About

in. site is a transdisciplinary and participatory symposium, interfacing Fine Arts with socio-cultural and environmental sustainability at Concordia University.

connective | socio-cultural | environmental | actionable | accessible | approachable | multi-media | built environment | human/non-human relational

The symposium includes an art exhibition, hands-on workshops, presentations, a panel discussion, and a sustainability fair that explore social, cultural, and environmental sustainability in the context of artistic practice in the Concordia Fine Arts community. This event is an opportunity for cross-disciplinary knowledge-sharing and community-building between students, faculty, technicians, administration, and alumni, and provides a great introduction for students looking to make sustainability part of their personal practice and university experience. The broader goal of the symposium is to bring attention and discussion to existing sustainability initiatives at Concordia and to create space for questioning designed to challenge how we can diversify and develop these practices in the future. Although this is a Fine Arts oriented event, anyone from the Concordia community is encouraged to attend and participate, as sustainability is an issue that touches every discipline, and this event can only benefit from a diversity of perspectives.

the team

professor pk langshaw

faculty in.site director 
pk langshaw professor &chair
dept . design &computation arts
pk.langshaw@concordia.ca

Professor pk langshaw, Department of Design and Computation Arts, Faculty of Fine Arts at Concordia University strives to facilitate fluid models of knowledge acquisition in design education. langshaw re.searches a poetic/political language for designing, feminist and interventionist as socio.cultural.environmental en.vision.ing. interested all things verse : diverse, reverse, inversion, transversal, and reversible, the hybrid works are mediated by traditional and digital mediums to in.form garment making, poems, bookworks, and performative events. langshaw has been instrumental in driving socio.cultural.environmental sustainability in the design&computation arts programs, faculty of fine arts, and university wide. her research/creation is intrinsically interconnected and relational to teaching and service.

For a description of her full works, consult her presentation brief here

lead coordinator, Claire Lecker

Claire holds a BA in Communications from Concordia, and has returned to the university to complete a BFA in Design, pursuing her interest in the creation of objects and the built environment. She is particularly interested in the potential of design in sociocultural and environmental sustainability and social innovation. In her design work she takes a playful approach, searching for a balance between pleasantly unpredictable outcomes and reproducibility.

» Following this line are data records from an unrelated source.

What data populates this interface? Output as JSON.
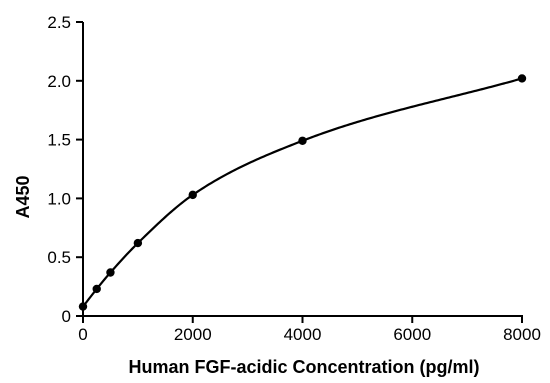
{
  "chart_data": {
    "type": "scatter",
    "title": "",
    "xlabel": "Human FGF-acidic Concentration (pg/ml)",
    "ylabel": "A450",
    "xlim": [
      0,
      8000
    ],
    "ylim": [
      0,
      2.5
    ],
    "xticks": [
      0,
      2000,
      4000,
      6000,
      8000
    ],
    "xtick_labels": [
      "0",
      "2000",
      "4000",
      "6000",
      "8000"
    ],
    "yticks": [
      0,
      0.5,
      1.0,
      1.5,
      2.0,
      2.5
    ],
    "ytick_labels": [
      "0",
      "0.5",
      "1.0",
      "1.5",
      "2.0",
      "2.5"
    ],
    "grid": false,
    "legend": "none",
    "series": [
      {
        "x": [
          0,
          250,
          500,
          1000,
          2000,
          4000,
          8000
        ],
        "y": [
          0.08,
          0.23,
          0.37,
          0.62,
          1.03,
          1.49,
          2.02
        ],
        "marker": "filled-circle",
        "fit_line": "smooth-curve",
        "color": "#000000"
      }
    ]
  }
}
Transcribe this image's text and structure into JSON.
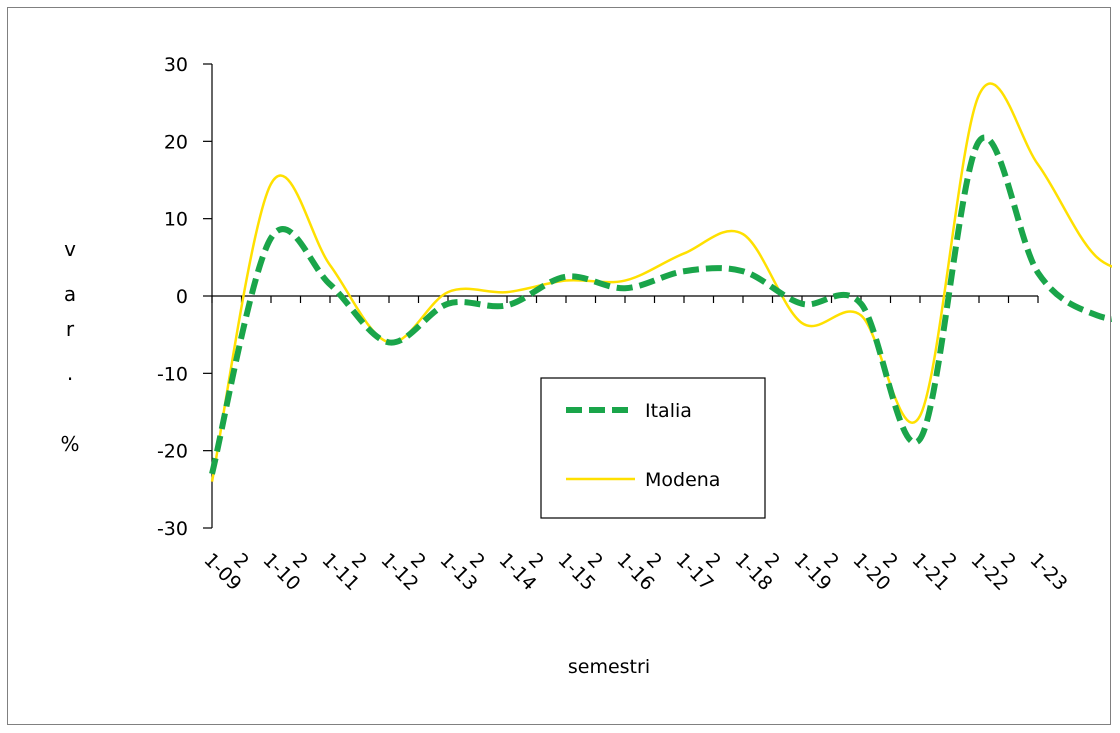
{
  "chart_data": {
    "type": "line",
    "xlabel": "semestri",
    "ylabel": "var. %",
    "ylabel_chars": [
      "v",
      "a",
      "r",
      ".",
      "%"
    ],
    "ylim": [
      -30,
      30
    ],
    "yticks": [
      -30,
      -20,
      -10,
      0,
      10,
      20,
      30
    ],
    "ytick_labels": [
      "-30",
      "-20",
      "-10",
      "0",
      "10",
      "20",
      "30"
    ],
    "x_tick_labels": [
      "1-09",
      "2",
      "1-10",
      "2",
      "1-11",
      "2",
      "1-12",
      "2",
      "1-13",
      "2",
      "1-14",
      "2",
      "1-15",
      "2",
      "1-16",
      "2",
      "1-17",
      "2",
      "1-18",
      "2",
      "1-19",
      "2",
      "1-20",
      "2",
      "1-21",
      "2",
      "1-22",
      "2",
      "1-23"
    ],
    "grid": false,
    "legend_position": "center-right",
    "series": [
      {
        "name": "Italia",
        "color": "#1aa54a",
        "style": "dashed",
        "values": [
          -23,
          7.5,
          1.5,
          -6,
          -1,
          -1.2,
          2.5,
          1,
          3.2,
          3.2,
          -1,
          -1,
          -18.5,
          20,
          3,
          -2.5,
          -3
        ]
      },
      {
        "name": "Modena",
        "color": "#ffe000",
        "style": "solid",
        "values": [
          -24,
          14.5,
          4,
          -6,
          0.5,
          0.5,
          2,
          2,
          5.5,
          8,
          -3.5,
          -2.5,
          -15.5,
          26,
          17,
          5,
          3
        ]
      }
    ]
  }
}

Coordinator, Elisabeth Bureau

As a BFA design student at Concordia University, Elisabeth’s work revolves around 3D creation through objects, textiles, and physical and digital spaces. She nourishes an interest for narrative installations and immersive scenography. The relationship between humans and their environment is a recurrent theme throughout her practice. Along with her fellow teammates, she was awarded the Collaborative Research Creation Award at FLUX 2022 for the Design + Disappear project. While still trying to find her voice as a designer, she considers sustainability in all its aspects as an essential starting point for the development of futur creative practices.

Coordinator, Sarah Hontoy-Major

As a current computation arts undergraduate student, Sarah works to intertwine her knowledge from past degrees in fashion design and international politics into technological artistic approaches. Her main focus reside in computational physics mixed with real-life materials and practices, as well as the use of data as an artistic and social medium, to convey ideas and critics of the future of digital and social sustainability. She was awarded the Inclusivity Award at the FLUX 2022 for her Femme digital sculpture art piece.

Coordinator, Patrizio McLelland

As well as being a Research Assistant with IDEAS-BE (Integrated Design Ecology and Sustainability for the Built Environment) since 2020, Patrizio is currently working towards a BFA in Design. A passionate artist, musician, and learner, he is striving to find interconnection between sustainability, and our shared spaces of civic life. He received the People’s Choice award at Citéstudio’s Voila! showcase and was awarded, as part of a team, the Collaborative Research Creation Award at FLUX 2022. His work has also been on display at the Visiones Sonoras music & technology festival, in Morelia, Mexico.